Although transformations in digital product development may require an investment in the hundreds of millions, we estimate that companies might achieve a 10 to 12 percent EBIT uplift and a decrease of up to 50 percent in time to market.
Virtual factory, real insights: Digital twins and more
OEMs are already using digital twins of factories and their production lines to improve vehicle manufacturing. BMW, for instance, is using Nvidia’s Omniverse platform to plan a new factory in which people and robots work closely together and engineers collaborate in a shared virtual space. The platform integrates information from various design and planning tools to generate extremely realistic images of the planned factory. The goal is to allow BMW to create complex production systems more quickly and accurately.
Beyond optimizing a factory layout and processes, digital twins can help OEMs accelerate the launch of new assembly lines and provide guidance for factory-based technicians. They also can provide full visibility into software, hardware, manufacturing, and maintenance interdependencies. Our models suggest that digital twins can potentially improve output by about 10 to 25 percent while reducing unplanned maintenance by 80 percent and increasing quality by up to 25 percent.
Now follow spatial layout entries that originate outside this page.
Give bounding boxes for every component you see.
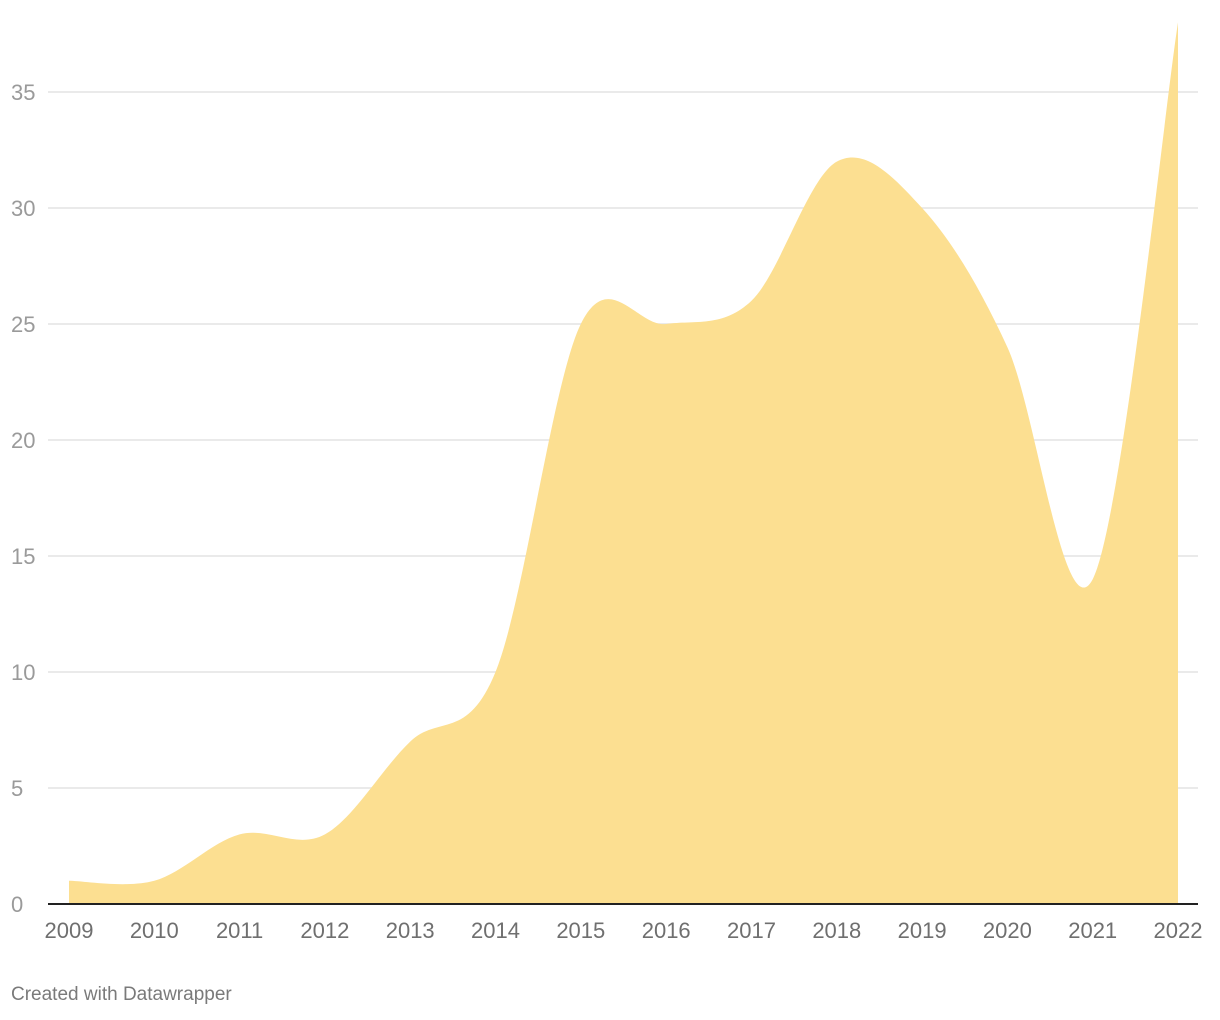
x-tick-label: 2011 xyxy=(216,918,263,943)
y-tick-label: 5 xyxy=(11,776,23,801)
y-tick-label: 35 xyxy=(11,80,35,105)
x-tick-label: 2010 xyxy=(130,918,179,943)
x-tick-label: 2014 xyxy=(471,918,520,943)
y-tick-label: 15 xyxy=(11,544,35,569)
x-tick-label: 2016 xyxy=(642,918,691,943)
x-tick-label: 2018 xyxy=(812,918,861,943)
series-area xyxy=(69,22,1178,904)
y-tick-label: 20 xyxy=(11,428,35,453)
axis-layer: 0 5 10 15 20 25 30 35 2009 2010 2011 2012 2013 2014 20… xyxy=(11,80,1202,943)
x-tick-label: 2017 xyxy=(727,918,776,943)
credit-text: Created with Datawrapper xyxy=(11,984,232,1005)
y-tick-label: 30 xyxy=(11,196,35,221)
y-tick-label: 25 xyxy=(11,312,35,337)
x-tick-label: 2009 xyxy=(45,918,94,943)
x-tick-label: 2019 xyxy=(898,918,947,943)
x-tick-label: 2020 xyxy=(983,918,1032,943)
area-layer xyxy=(69,22,1178,904)
y-tick-label: 0 xyxy=(11,892,23,917)
x-tick-label: 2021 xyxy=(1068,918,1117,943)
x-tick-label: 2015 xyxy=(556,918,605,943)
x-tick-label: 2022 xyxy=(1154,918,1203,943)
y-tick-label: 10 xyxy=(11,660,35,685)
x-tick-label: 2012 xyxy=(300,918,349,943)
x-tick-label: 2013 xyxy=(386,918,435,943)
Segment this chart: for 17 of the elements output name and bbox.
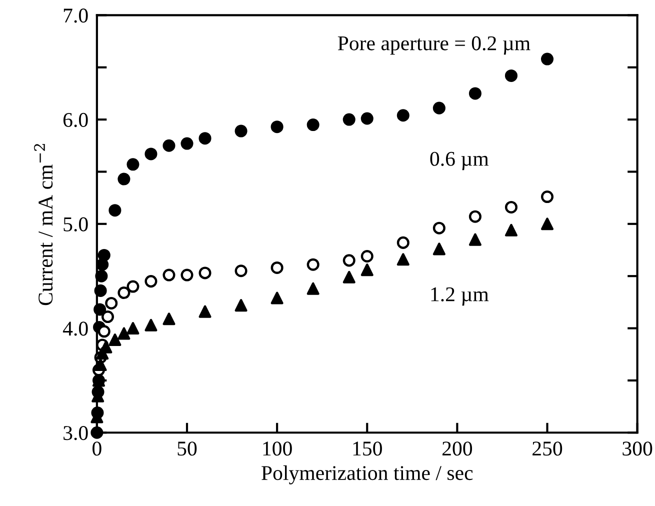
series-label: Pore aperture = 0.2 µm	[338, 36, 530, 55]
x-tick-label: 100	[263, 442, 292, 456]
x-tick-label: 50	[178, 442, 197, 456]
series-label: 0.6 µm	[430, 152, 489, 170]
y-tick-label: 5.0	[64, 217, 88, 232]
x-tick-label: 200	[442, 442, 472, 456]
x-tick-label: 250	[532, 442, 562, 456]
x-tick-label: 0	[92, 442, 102, 456]
y-tick-label: 3.0	[64, 426, 88, 440]
x-tick-label: 300	[622, 442, 652, 456]
x-tick-label: 150	[353, 442, 382, 456]
series-label: 1.2 µm	[431, 287, 489, 306]
y-tick-label: 6.0	[63, 112, 88, 128]
y-tick-label: 7.0	[64, 8, 88, 23]
x-axis-title: Polymerization time / sec	[262, 465, 473, 484]
y-tick-label: 4.0	[62, 322, 88, 336]
y-axis-title: Current / mA cm$^{−2}$	[34, 144, 53, 306]
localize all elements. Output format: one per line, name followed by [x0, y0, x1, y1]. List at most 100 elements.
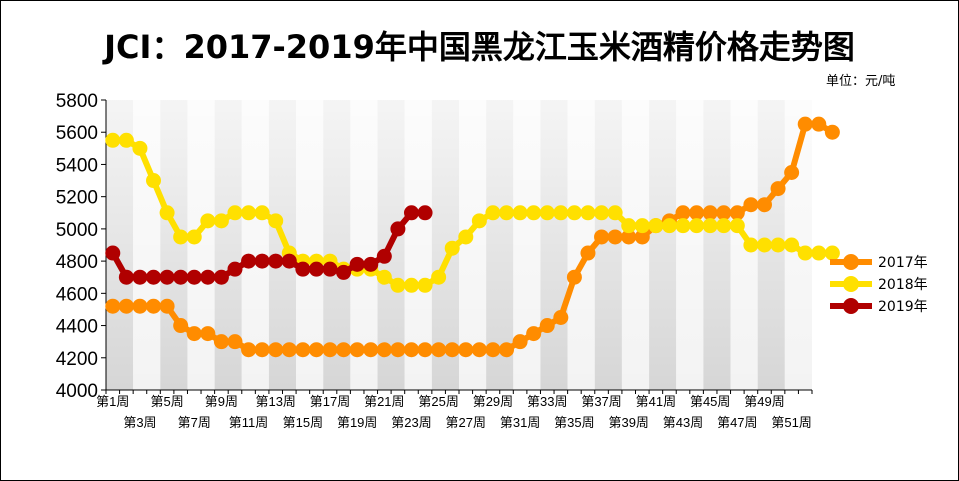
x-tick-label: 第25周: [418, 394, 458, 409]
legend-item: 2017年: [830, 254, 928, 271]
y-tick-label: 4400: [56, 317, 98, 338]
x-tick-label: 第51周: [771, 415, 811, 430]
data-point: [363, 342, 379, 358]
data-point: [254, 342, 270, 358]
legend-label: 2019年: [878, 299, 928, 315]
data-point: [159, 205, 175, 221]
data-point: [553, 205, 569, 221]
data-point: [336, 264, 352, 280]
data-point: [213, 269, 229, 285]
x-tick-label: 第41周: [636, 394, 676, 409]
x-tick-label: 第5周: [150, 394, 183, 409]
data-point: [403, 277, 419, 293]
data-point: [607, 229, 623, 245]
data-point: [173, 229, 189, 245]
data-point: [499, 205, 515, 221]
data-point: [336, 342, 352, 358]
data-point: [227, 261, 243, 277]
data-point: [675, 218, 691, 234]
x-tick-label: 第43周: [663, 415, 703, 430]
data-point: [173, 318, 189, 334]
data-point: [471, 342, 487, 358]
chart-title: JCI：2017-2019年中国黑龙江玉米酒精价格走势图: [104, 28, 855, 66]
legend-item: 2018年: [830, 276, 928, 293]
data-point: [281, 342, 297, 358]
data-point: [132, 269, 148, 285]
series-layer: [105, 116, 840, 358]
data-point: [716, 205, 732, 221]
x-tick-label: 第11周: [229, 415, 269, 430]
data-point: [186, 229, 202, 245]
y-tick-label: 5600: [56, 123, 98, 144]
data-point: [512, 334, 528, 350]
data-point: [295, 342, 311, 358]
data-point: [444, 342, 460, 358]
data-point: [254, 205, 270, 221]
data-point: [118, 269, 134, 285]
data-point: [159, 298, 175, 314]
data-point: [227, 334, 243, 350]
legend: 2017年 2018年 2019年: [830, 254, 928, 315]
data-point: [499, 342, 515, 358]
y-tick-label: 4600: [56, 284, 98, 305]
x-tick-label: 第23周: [391, 415, 431, 430]
y-tick-label: 5000: [56, 220, 98, 241]
data-point: [227, 205, 243, 221]
data-point: [756, 237, 772, 253]
data-point: [756, 197, 772, 213]
data-point: [512, 205, 528, 221]
x-tick-label: 第49周: [744, 394, 784, 409]
data-point: [553, 310, 569, 325]
data-point: [186, 269, 202, 285]
unit-label: 单位：元/吨: [826, 74, 896, 89]
data-point: [797, 245, 813, 261]
data-point: [580, 245, 596, 261]
data-point: [268, 253, 284, 269]
data-point: [241, 205, 257, 221]
data-point: [132, 140, 148, 156]
x-tick-label: 第47周: [717, 415, 757, 430]
data-point: [566, 205, 582, 221]
legend-swatch-marker: [843, 254, 859, 270]
data-point: [308, 342, 324, 358]
data-point: [173, 269, 189, 285]
data-point: [268, 213, 284, 229]
data-point: [417, 205, 433, 221]
data-point: [146, 173, 162, 189]
data-point: [105, 298, 121, 314]
data-point: [811, 116, 827, 132]
y-tick-label: 4000: [56, 381, 98, 402]
data-point: [770, 237, 786, 253]
x-tick-label: 第29周: [473, 394, 513, 409]
data-point: [159, 269, 175, 285]
data-point: [458, 342, 474, 358]
x-tick-label: 第3周: [123, 415, 156, 430]
data-point: [797, 116, 813, 132]
data-point: [213, 213, 229, 229]
data-point: [580, 205, 596, 221]
data-point: [403, 342, 419, 358]
data-point: [200, 326, 216, 342]
data-point: [539, 318, 555, 334]
data-point: [594, 229, 610, 245]
x-axis-ticks: 第1周第3周第5周第7周第9周第11周第13周第15周第17周第19周第21周第…: [96, 390, 813, 430]
x-tick-label: 第35周: [554, 415, 594, 430]
data-point: [743, 237, 759, 253]
data-point: [417, 277, 433, 293]
data-point: [322, 261, 338, 277]
data-point: [607, 205, 623, 221]
legend-label: 2017年: [878, 255, 928, 271]
data-point: [689, 205, 705, 221]
y-tick-label: 4200: [56, 349, 98, 370]
legend-label: 2018年: [878, 277, 928, 293]
data-point: [376, 248, 392, 264]
data-point: [526, 205, 542, 221]
data-point: [349, 342, 365, 358]
x-tick-label: 第27周: [446, 415, 486, 430]
legend-swatch-marker: [843, 298, 859, 314]
data-point: [431, 342, 447, 358]
data-point: [363, 256, 379, 272]
data-point: [634, 218, 650, 234]
data-point: [689, 218, 705, 234]
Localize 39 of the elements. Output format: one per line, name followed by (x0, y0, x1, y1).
In the future, digital twins will likely be even more realistic—for example, all engines and machines within a plant could be fully connected in the digital twin, sharing detailed performance information in real time.
Repair and maintenance
OEMs can use metaverse tools to train automobile technicians and guide them through the repair process for a vehicle. Daimler Trucks North America, for example, recently experimented with a pilot to use AR technology at its dealerships to provide step-by-step training and guidance for service technicians. Similarly, wearable XR devices are currently being used in every BMW dealership in the United States. The metaverse can also help OEMs expand their service networks by making it easier to train and license third-party technicians in distant locations, as well as allow OEMS to better engage with customers throughout the life cycle of a vehicle. This capability may become even more critical in the future since talented technicians are in increasingly short supply.
As technologies evolve, cars may collect and provide more information during the vehicle life cycle. Technicians could use these new tools to inspect a vehicle’s onboard data and then connect virtually with an AI-based avatar for joint diagnosis. If an issue appears to have a relatively easy fix, OEMs might connect to customers directly and walk them through the repair process at home. In other cases, OEMs could direct customers to a third party for repairs. Our research indicates that using virtual technologies in servicing could increase revenues by 5 to 10 percent.
OEMs and other mobility players can already generate substantial value today by adopting the metaverse, even if it delivers only a share of the full experience expected in the future. To create the greatest impact, companies can consider aligning on their business goals for metaverse applications while simultaneously considering future use cases, including essential skills and requirements for the underlying complex ecosystem. Some of the changes ahead may not be entirely positive—for instance, the metaverse could decrease travel, especially for business—but the potential opportunities could more than compensate for such drawbacks.